I put my boat, a Farr 37 named CHARIAD, in the water on her mooring in Marblehead Harbor, north of Boston. Many boat owners did not. Yacht clubs were not hosting sailboat racing regattas.
We started by just going sailing–getting on the water with a small group of people we trusted and cared about. Some members of my sailing crew did not want to be on a boat in tight quarters with nine other crew members even if they were wearing masks. But others wanted to go sailing. Our social networks were broken. We spent our workdays at home on one Zoom call after another. Friday night was a video at home or Netflix.
Massachusetts regulators permitted sailing but not racing. A silly rule, but that was the rule for most of the summer. Skippers began organizing races on their own by broadcasting an email notice with a course and starting time for any boats wanting to participate. We began “racing”–with no winning trophies. Our prize was being on the water racing when most people were sheltering at home.
By the end of the summer, several yacht clubs allowed their race committees to start and finish the races on the water. The highlight of our racing was competing in the Ted Hood Regatta with eight races over three days. At the end of a normal regatta, racing crews gather at the host club for an awards ceremony and to share the experience with other sailors. The host yacht club would not allow the sailing crews to come on the club property, and I picked up our trophy at a sub shop parking lot the following week.
My sailing and racing last summer created a structure and purpose for my life. I was not staying at home waiting for life, as I had known it, to resume. So much of what was precious had been taken away. By coming together as a sailing crew we were creating the life we wanted to live.
Who will I be going forward?
In our own way, each of us has gone through the five stages of loss: denial, anger, bargaining, depression, and acceptance. We began with denial. Some stopped at anger or with depression. Some got to acceptance.
I have not had COVID. I have had two Moderna vaccine shots. I have not had a family member or close friend die. With some combination of denial, anger, and eventual acceptance, I kept elements of my life and work going virtually. Other elements stopped.
I am ready to move on without COVID as the dominant influence on my life. I will:
- Walk into my coffee shop without a face mask.
- Ask a friend to join me for a drink at the local bar.
- Shake hands and hug colleagues I have not seen in a year.
- Get off the parade of Zoom calls.
- Meet a new friend at a chance encounter.

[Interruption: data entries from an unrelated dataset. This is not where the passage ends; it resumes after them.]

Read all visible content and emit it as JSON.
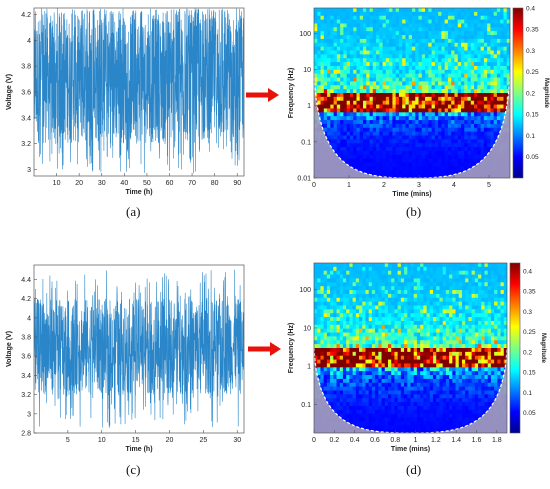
{
  "colors": {
    "signal": "#2a86c8",
    "arrow": "#e8120c",
    "cone": "#b0a9b5"
  },
  "captions": [
    "(a)",
    "(b)",
    "(c)",
    "(d)"
  ],
  "colorbar_label": "Magnitude",
  "chart_data": [
    {
      "type": "line",
      "panel": "a",
      "xlabel": "Time (h)",
      "ylabel": "Voltage (V)",
      "xlim": [
        0,
        93
      ],
      "ylim": [
        2.95,
        4.25
      ],
      "xticks": [
        10,
        20,
        30,
        40,
        50,
        60,
        70,
        80,
        90
      ],
      "yticks": [
        3,
        3.2,
        3.4,
        3.6,
        3.8,
        4,
        4.2
      ],
      "series": [
        {
          "description": "random voltage switching between about 3.2 V and 4.2 V",
          "min": 2.97,
          "max": 4.25,
          "dense_band": [
            3.2,
            4.2
          ]
        }
      ],
      "grid": false
    },
    {
      "type": "heatmap",
      "panel": "b",
      "xlabel": "Time (mins)",
      "ylabel": "Frequency (Hz)",
      "xlim": [
        0,
        5.6
      ],
      "xticks": [
        0,
        1,
        2,
        3,
        4,
        5
      ],
      "yticks": [
        "100",
        "10",
        "1",
        "0.1",
        "0.01"
      ],
      "yscale": "log",
      "colorbar": {
        "label": "Magnitude",
        "ticks": [
          "0.05",
          "0.1",
          "0.15",
          "0.2",
          "0.25",
          "0.3",
          "0.35",
          "0.4"
        ],
        "range": [
          0,
          0.4
        ]
      },
      "peak_band_hz": 1.3
    },
    {
      "type": "line",
      "panel": "c",
      "xlabel": "Time (h)",
      "ylabel": "Voltage (V)",
      "xlim": [
        0,
        31
      ],
      "ylim": [
        2.8,
        4.55
      ],
      "xticks": [
        5,
        10,
        15,
        20,
        25,
        30
      ],
      "yticks": [
        2.8,
        3,
        3.2,
        3.4,
        3.6,
        3.8,
        4,
        4.2,
        4.4
      ],
      "series": [
        {
          "description": "random voltage switching between about 3.2 V and 4.2 V",
          "min": 2.85,
          "max": 4.5,
          "dense_band": [
            3.2,
            4.2
          ]
        }
      ],
      "grid": false
    },
    {
      "type": "heatmap",
      "panel": "d",
      "xlabel": "Time (mins)",
      "ylabel": "Frequency (Hz)",
      "xlim": [
        0,
        1.9
      ],
      "xticks": [
        0,
        0.2,
        0.4,
        0.6,
        0.8,
        1,
        1.2,
        1.4,
        1.6,
        1.8
      ],
      "yticks": [
        "100",
        "10",
        "1",
        "0.1"
      ],
      "yscale": "log",
      "colorbar": {
        "label": "Magnitude",
        "ticks": [
          "0.05",
          "0.1",
          "0.15",
          "0.2",
          "0.25",
          "0.3",
          "0.35",
          "0.4"
        ],
        "range": [
          0,
          0.42
        ]
      },
      "peak_band_hz": 1.5
    }
  ]
}
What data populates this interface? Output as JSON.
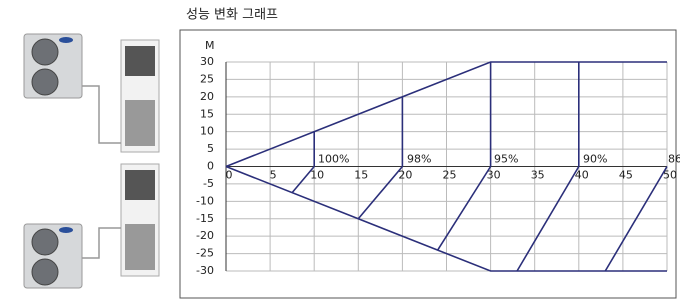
{
  "chart_data": {
    "type": "line",
    "title": "성능 변화 그래프",
    "y_label": "M",
    "xlim": [
      0,
      50
    ],
    "xticks": [
      0,
      5,
      10,
      15,
      20,
      25,
      30,
      35,
      40,
      45,
      50
    ],
    "ylim": [
      -30,
      30
    ],
    "yticks": [
      30,
      25,
      20,
      15,
      10,
      5,
      0,
      -5,
      -10,
      -15,
      -20,
      -25,
      -30
    ],
    "grid": true,
    "color": "#2b2f7a",
    "series": [
      {
        "x": [
          0,
          30,
          50
        ],
        "values": [
          0,
          30,
          30
        ]
      },
      {
        "x": [
          0,
          30,
          50
        ],
        "values": [
          0,
          -30,
          -30
        ]
      },
      {
        "x": [
          10,
          10
        ],
        "values": [
          0,
          10
        ]
      },
      {
        "x": [
          20,
          20
        ],
        "values": [
          0,
          20
        ]
      },
      {
        "x": [
          30,
          30
        ],
        "values": [
          0,
          30
        ]
      },
      {
        "x": [
          40,
          40
        ],
        "values": [
          0,
          30
        ]
      },
      {
        "x": [
          10,
          7.5
        ],
        "values": [
          0,
          -7.5
        ]
      },
      {
        "x": [
          20,
          15
        ],
        "values": [
          0,
          -15
        ]
      },
      {
        "x": [
          30,
          24
        ],
        "values": [
          0,
          -24
        ]
      },
      {
        "x": [
          40,
          33
        ],
        "values": [
          0,
          -30
        ]
      },
      {
        "x": [
          50,
          43
        ],
        "values": [
          0,
          -30
        ]
      }
    ],
    "annotations": [
      "100%",
      "98%",
      "95%",
      "90%",
      "86"
    ]
  }
}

The life I knew before COVID stopped. The end of the COVID lockdown is an opportunity for me to change the life I was living before COVID. I have decisions to make about my life going forward–about the post-COVID life I will create.

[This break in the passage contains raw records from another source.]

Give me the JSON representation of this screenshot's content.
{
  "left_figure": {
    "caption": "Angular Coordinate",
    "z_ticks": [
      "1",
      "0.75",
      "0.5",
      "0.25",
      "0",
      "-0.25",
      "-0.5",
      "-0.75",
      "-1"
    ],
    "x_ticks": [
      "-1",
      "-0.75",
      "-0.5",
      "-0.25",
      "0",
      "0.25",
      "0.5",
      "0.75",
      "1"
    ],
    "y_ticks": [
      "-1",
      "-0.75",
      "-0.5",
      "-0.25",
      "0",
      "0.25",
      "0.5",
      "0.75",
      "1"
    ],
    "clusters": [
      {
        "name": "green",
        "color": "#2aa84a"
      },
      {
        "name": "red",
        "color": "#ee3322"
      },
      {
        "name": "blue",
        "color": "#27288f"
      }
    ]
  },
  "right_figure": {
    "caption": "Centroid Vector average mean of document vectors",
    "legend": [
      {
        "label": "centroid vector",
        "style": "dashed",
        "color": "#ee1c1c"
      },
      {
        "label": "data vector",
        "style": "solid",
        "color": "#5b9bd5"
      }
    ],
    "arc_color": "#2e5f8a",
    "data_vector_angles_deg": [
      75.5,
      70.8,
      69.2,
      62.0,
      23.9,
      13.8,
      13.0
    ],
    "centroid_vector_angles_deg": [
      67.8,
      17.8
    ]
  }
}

- I now have connected with a larger virtual world. What will happen with those connections?
- The early morning bumper-to-bumper drives into Boston for a meeting or event stopped. Will I do those in-person meetings again?
- What will I do to rebuild the large network of friends and acquaintances that collapsed during COVID. What will be their role in my life?
- I disengaged from many pre-COVID commitments and activities. Which ones do I want to re-engage?
- What doors do I re-open? What doors do I leave closed?
I am eager to resume my life without the anxieties and limitations that have been ingrained in my mind and everything I did for the last year. I will purposefully choose the life I will be living going forward and who I will be. I will create my life in this new world by the choices I make.